The good news is that there is not only scope for inclusion of my characters, but that they seem to fit the new history and literacy curriculum better than before! Sir William Petty is obviously going to remain in demand, as the Great Fire of London is actually mentioned as an example of a significant national event in the Key Stage 1 History Curriculum document.
Guy Fawkes is also key to an event “beyond living memory that is significant nationally,” so he will continue to keep me busy in October and November.
My pirate Captain Burwash and the highwayman John Nevison remain great characters for literacy topics (in Key Stage 1 and 2 respectively). Highwaymen and pirates were never in the old history curriculum, but lots of schools use pirates, or the sea, for topic work to inspire literacy and other areas of learning, and the highwayman poem should remain a very popular piece for Key Stage 2 literacy work. There is also mention in the new Key Stage 2 curriculum of possibly studying “crime and punishment” through history, and my highwayman character certainly shines a light on the seventeenth century aspect of that particular topic.
My English Civil War characters will be of good use for Key Stage 1, especially as part of the Key Stage 1 study of “significant historical events, people and places in their own locality”. A LOT of Yorkshire schools are near a castle or battlefield from the Civil War – that’s an event and a place of local significance. In the Key Stage 2 curriculum it again mentions a local history study from beyond 1066, but also requires a study of some history extending beyond 1066 – both of these studies could happily involve the English Civil War.
As for Captain Eynos, my late Elizabethan character, he will still be great as a stand-alone character for inspiring motivated literacy work – the creation and recording of an exciting adventure story. More than this, as he is a contemporary of Sir Francis Drake, having all the right costume and artifacts for the period, I am now working on the creation of a new character – one of Drake’s crew who circumnavigated the globe with him on the Golden Hind.
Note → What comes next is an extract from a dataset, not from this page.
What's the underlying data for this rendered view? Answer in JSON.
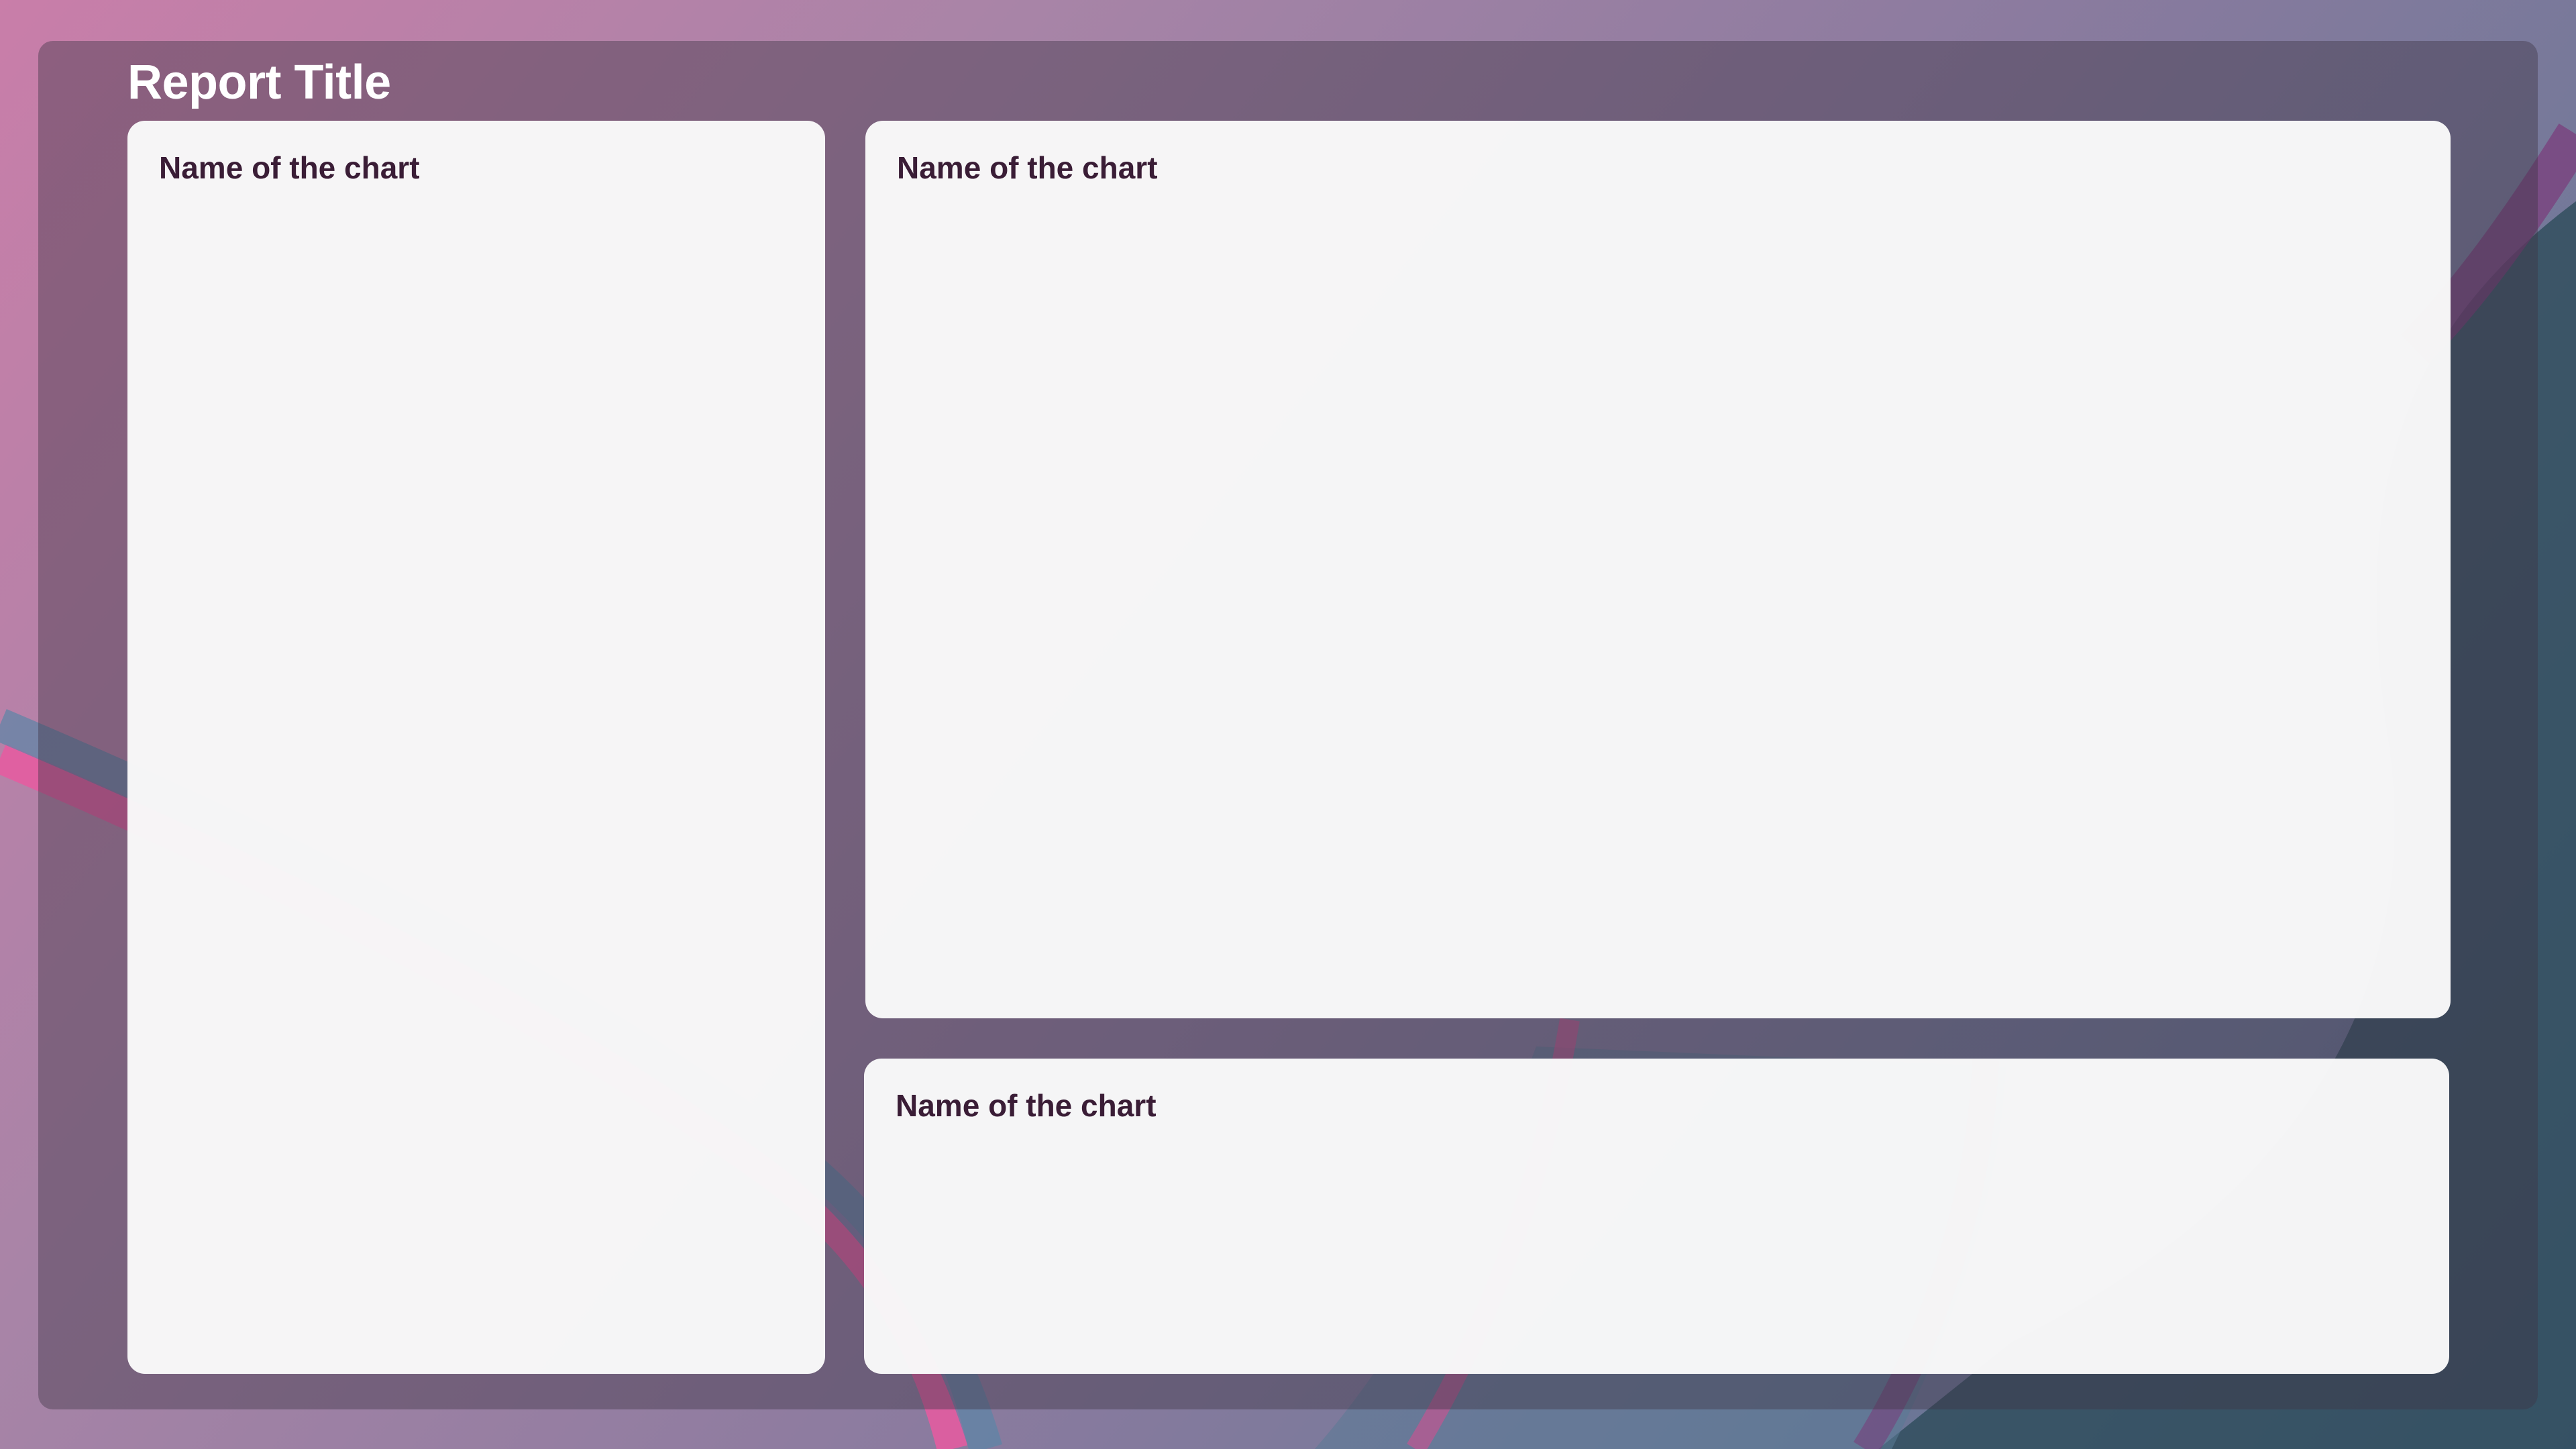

This very neatly fits the Key Stage 1 history curriculum requirement for “significant individuals in the past who have contributed to national and international achievements”. One example the document gives is a comparative study of Christopher Columbus and Neil Armstrong, but this works just as well with Sir Francis Drake as the earlier adventurer. Already one school has booked me for their “To Infinity and Beyond” topic as Drake’s sailor. You can’t go much further on the earth than all the way around it!
I am very excited about the new academic year, and look forward to visiting schools old and new in my various guises.